Pero, ¿qué es entonces el acontecimiento, el evento en la historia?, de lo cual nos habla actualmente también Alain Badiou para distinguir entre la política y el Estado. El acontecimiento es la reorganización de la historia misma. En este caso, la operación a realizar con el acontecimiento del totalitarismo es descubrir su falsa totalidad: “la estructura filosófica que, como una red, escogería los aspectos más actuales del pasado”, para poder recuperar la libertad que éste bajo las figuras del nazismo y el stalinismo intentó liquidar.

Sin embargo, el pasado se mantiene, porque bien lo recuerda Leibovici, los problemas no se resolvieron con 1945, y 1989. De cualquier manera, la discontinuidad frente a las continuidades recurrentes del pasado es lo fundamental, el reconocimiento que el tiempo humano es discontinuo, es creador. Para Arendt tal discontinuidad es alteridad, aunque ella acepta con Benjamin que “las clases revolucionarias tienen, en el momento de su entrada en escena, una conciencia más o menos clara de socavar con su acción el tiempo homogéneo de la historia” (Benjamin, 1997, p. 345).

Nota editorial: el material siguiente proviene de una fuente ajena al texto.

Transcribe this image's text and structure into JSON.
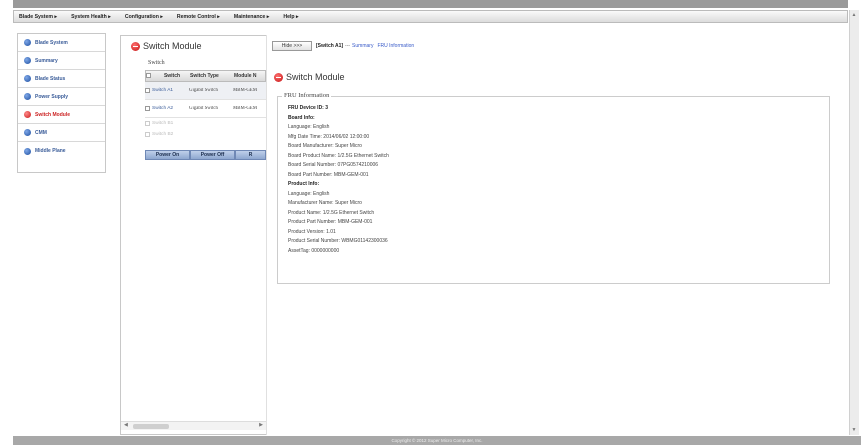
{
  "menu": [
    "Blade System ▸",
    "System Health ▸",
    "Configuration ▸",
    "Remote Control ▸",
    "Maintenance ▸",
    "Help ▸"
  ],
  "sidebar": {
    "items": [
      {
        "label": "Blade System",
        "icon": "blue-globe-icon"
      },
      {
        "label": "Summary",
        "icon": "blue-globe-icon"
      },
      {
        "label": "Blade Status",
        "icon": "blue-globe-icon"
      },
      {
        "label": "Power Supply",
        "icon": "blue-globe-icon"
      },
      {
        "label": "Switch Module",
        "icon": "red-globe-icon",
        "active": true
      },
      {
        "label": "CMM",
        "icon": "blue-globe-icon"
      },
      {
        "label": "Middle Plane",
        "icon": "blue-globe-icon"
      }
    ]
  },
  "mid": {
    "title": "Switch Module",
    "legend": "Switch",
    "headers": [
      "Switch",
      "Switch Type",
      "Module N"
    ],
    "rows": [
      {
        "name": "Switch A1",
        "type": "Gigabit Switch",
        "model": "MBM-GEM"
      },
      {
        "name": "Switch A2",
        "type": "Gigabit Switch",
        "model": "MBM-GEM"
      },
      {
        "name": "Switch B1",
        "type": "",
        "model": ""
      },
      {
        "name": "Switch B2",
        "type": "",
        "model": ""
      }
    ],
    "buttons": [
      "Power On",
      "Power Off",
      "R"
    ]
  },
  "right": {
    "hide_label": "Hide >>>",
    "crumb_current": "[Switch A1]",
    "crumb_sep": "---",
    "crumb_links": [
      "Summary",
      "FRU Information"
    ],
    "title": "Switch Module",
    "fru_legend": "FRU Information",
    "fru_lines": [
      {
        "text": "FRU Device ID: 3",
        "bold": true
      },
      {
        "text": "Board Info:",
        "bold": true
      },
      {
        "text": "Language: English",
        "bold": false
      },
      {
        "text": "Mfg Date Time: 2014/06/02 12:00:00",
        "bold": false
      },
      {
        "text": "Board Manufacturer: Super Micro",
        "bold": false
      },
      {
        "text": "Board Product Name: 1/2.5G Ethernet Switch",
        "bold": false
      },
      {
        "text": "Board Serial Number: 07PG0574210006",
        "bold": false
      },
      {
        "text": "Board Part Number: MBM-GEM-001",
        "bold": false
      },
      {
        "text": "Product Info:",
        "bold": true
      },
      {
        "text": "Language: English",
        "bold": false
      },
      {
        "text": "Manufacturer Name: Super Micro",
        "bold": false
      },
      {
        "text": "Product Name: 1/2.5G Ethernet Switch",
        "bold": false
      },
      {
        "text": "Product Part Number: MBM-GEM-001",
        "bold": false
      },
      {
        "text": "Product Version: 1.01",
        "bold": false
      },
      {
        "text": "Product Serial Number: WBMG01142300036",
        "bold": false
      },
      {
        "text": "AssetTag: 0000000000",
        "bold": false
      }
    ]
  },
  "footer": "Copyright © 2012 Super Micro Computer, Inc."
}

No obstante, Arendt disocia el momento de la revolución —asumido como interrupción del curso histórico de la repetición—, del nacimiento. Para Benjamin, la violencia de la revolución es también nacimiento, entendiéndolo como mesianismo apocalíptico. Este ocurre con el despertar de la multitud, cuando se sacude de su condición de masa. Para expresarlo, Benjamin se vale de la reflexión acerca del flàneur como la contracara del poeta Baudelaire, quien descubre el espíritu revolucionario de la multitud en la mediación del flàneur. Baudelaire mismo atraviesa a la multitud, en lucha “contra la multitud espiritual de las palabras” (Baudelaire, 1971, p. 116). El poeta está a la búsqueda de la situación revolucionaria que interrumpa la catástrofe que es el capitalismo, hasta que aparece la figura de Blanqui, capaz de impulsar la interrupción, quien en el motín descubre “la población como multitud enfermiza que respira el polvo de los talleres”, pero, que igual es apta para luchar heroicamente por su autonomía. Entonces, el Angelus Novus vuela más lejos que la violencia inscrita en el derecho positivo, que es la receta que Arendt destaca como derivado de la revolución americana. Benjamin, en cambio, apunta a que es necesario “buscar otras formas de violencia, diferentes de las que considera toda teoría jurídica”. Esta forma de violencia, Benjamin la ejemplifica con la recuperación del ejemplo de la violencia divina, tal y como aparece en el libro Números, XVI, un “proceso incruento que golpea y hace expiar y que instaura una nueva era histórica sin refundar (el) derecho”. (Benjamin, 1971, p. 50). Se trata, en suma, de postular la violencia que libera en lugar de reprimir. Aquí, los dos amigos parten aguas. La política se torna irrecuperable por la filosofía en tanto se entroniza la violencia como ruptura revolucionaria capaz de fundar una nueva convivencia más allá del dispositivo del derecho. Este desafío benjaminiano lo encaramos, utilizando como vehículo para el diálogo que prosigue ahora con el otro interlocutor, Antonio Negri, a propósito del legado político conceptual de Hannah Arendt y su refundación de la política.

La reinvención revolucionaria de la política

La pendiente natural es siempre la de la decadencia. Lo que es siempre maravilloso es la salvación y no el final; porque sólo la salvación, y no la decadencia, depende de la libertad del hombre y de su capacidad de modificar el mundo y su curso natural (Arendt, Franz Kafka, p. 108).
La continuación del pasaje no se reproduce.